Mon cher petit village

Mon cher petit village

          C'est le plus petit village des Alpes Maritimes perché sur son rocher à 630 m d'altitude, 200m au-dessus de la vallée de la Tinée. Ma mère est originaire de ce village, d'une vieille famille celle des Faraut. Aussi loin que je remonte dans mes souvenirs, je me revoie y passant toutes mes « grandes vacances » août-septembre, à l'époque. « Monter à Marie » était une véritable expédition. Tout d'abord, il fallait descendre du boulevard du Righi où nous habitions, avec des colis et des paniers, longer tout le boulevard Joseph Garnier et arriver enfin à la « Gare du Sud ». Une locomotive à charbon tirait un train poussiéreux qui longeait la plaine du Var. J'étais fascinée par cette eau qui coulait vive et tumultueuse le long de cette plaine du Var, uniquement agricole à l'époque. Brusquement, changement de décor. Nous quittions la plaine pour la montagne. À la gare de « La Tinée », transbordement : passagers et bagages se retrouvaient dans un tram brinquebalant. Cahin-caha nous longions encore un moment, ce fleuve qui me captivait, et au confluent du Var et de la Tinée, le tram s'engageait dans la vallée de la Tinée, étroite entre ses montagnes abruptes. Après de nombreux arrêts à chaque village, notre gare apparaissait, toute blanche, avec son beau panneau : MARIE. La gare existe toujours avec son inscription et est d'ailleurs habitée. Nous n'étions pas pour autant arrivés : nouveau transfert. Un villageois, averti par les soins de mes parents, nous attendait avec son âne. Le chargement était une opération délicate : il fallait bien équilibrer les paniers des deux côtés du bât, puis charger au maximum entre les paniers. Et maman me disait : « accroche-toi à la queue de l'âne, il va te tirer ». C'est ainsi que nous attaquions les trois kilomètres de lacets pour arriver enfin au village. Tout ceci explique pourquoi dans ma tête de toute petite fille je trouvais Marie si loin, si loin, si loin...............
          Enfin, un joli gazouillis d'eau qui coule : nous sommes arrivés à La Colle accueillis par ce charmant canal qui descend de la montagne pour arroser les jardins. Ce canal traverse en souterrain la place de « La Colle », poursuit son chemin le long du « barri » qui nous sert également de sièges, longe le cimetière et va arroser le jardin du curé, cette oasis de verdure, ces arbres fruitiers, ce grand figuier qui nous accueille l'été sous ses branches. Ne cherchez plus cet Eden, c'est devenu un parking et le vieux presbytère un peu vermoulu, une HLM.
          Nous passons devant la vieille église au porche patiné par les ans et qui s'enorgueillit de posséder la plus belle statue de la Vierge du département entièrement sculptée dans un tronc d'olivier.
          Nous descendons dans la rue Principale, pavée de vieux galets ronds de La Tinée, toujours sous le charme de ce canal à ciel ouvert qui descend jusqu'aux jardins du Ripiton.
          Nous traversons la Place de la Mairie au charme désuet avec sa fontaine aux eaux cristallines, son vieux lavoir aux pierres usées et trônant au milieu de la place le superbe poteau de bois qui attend la fête patronale pour être décoré.

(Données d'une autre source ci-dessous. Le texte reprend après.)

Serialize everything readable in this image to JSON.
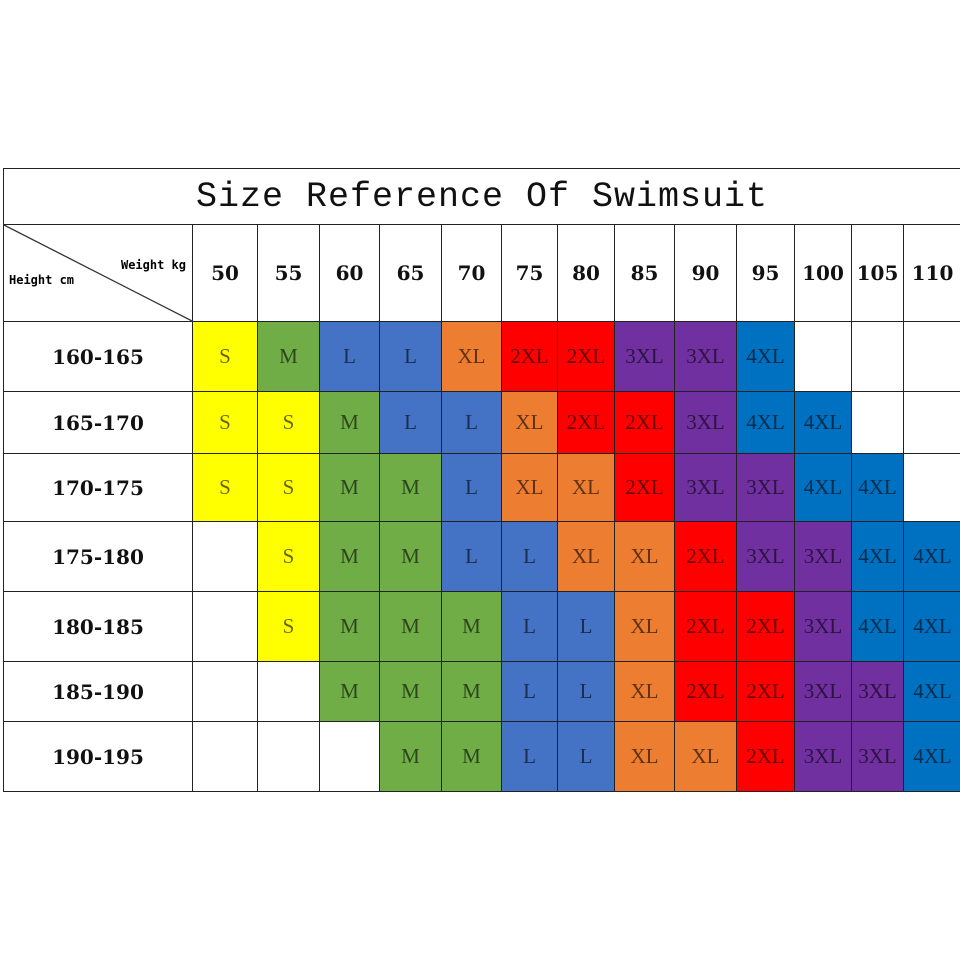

Et toujours le bruit de l'eau.

          Au Portal, notre vieille maison nous attend avec ces grosses dalles de pierre dans la cuisine, un vieil escalier de bois tout branlant, et les vieilles poutres enfumées. Et toujours le bruit de l'eau, c'est un torrent qui passe sous les maisons.
          C'est une joie le lendemain, de courir jusqu'à La Traverse, c'est un chemin bucolique, des murs de vieilles pierres des deux côtés, des prés à droite, des jardins à gauche, et des nuées de papillons aux couleurs multicolores volettent autour de nous. Au lavoir public les bugadières rincent leurs draps de grosse toile « coulés » à la cendre la veille. Ils vont être étendus sur des fils le long du chemin. Je n'ai jamais vu de linge d'un blanc si éclatant. Contigu au lavoir, un bassin alimenté par la divine fontaine de « La Fonleugne » à l'eau si fraîche et si pure, sert d'abreuvoir. En face, le vieux moulin à huile est au repos, il attend la prochaine récolte d'olives pour actionner à nouveau ses meules.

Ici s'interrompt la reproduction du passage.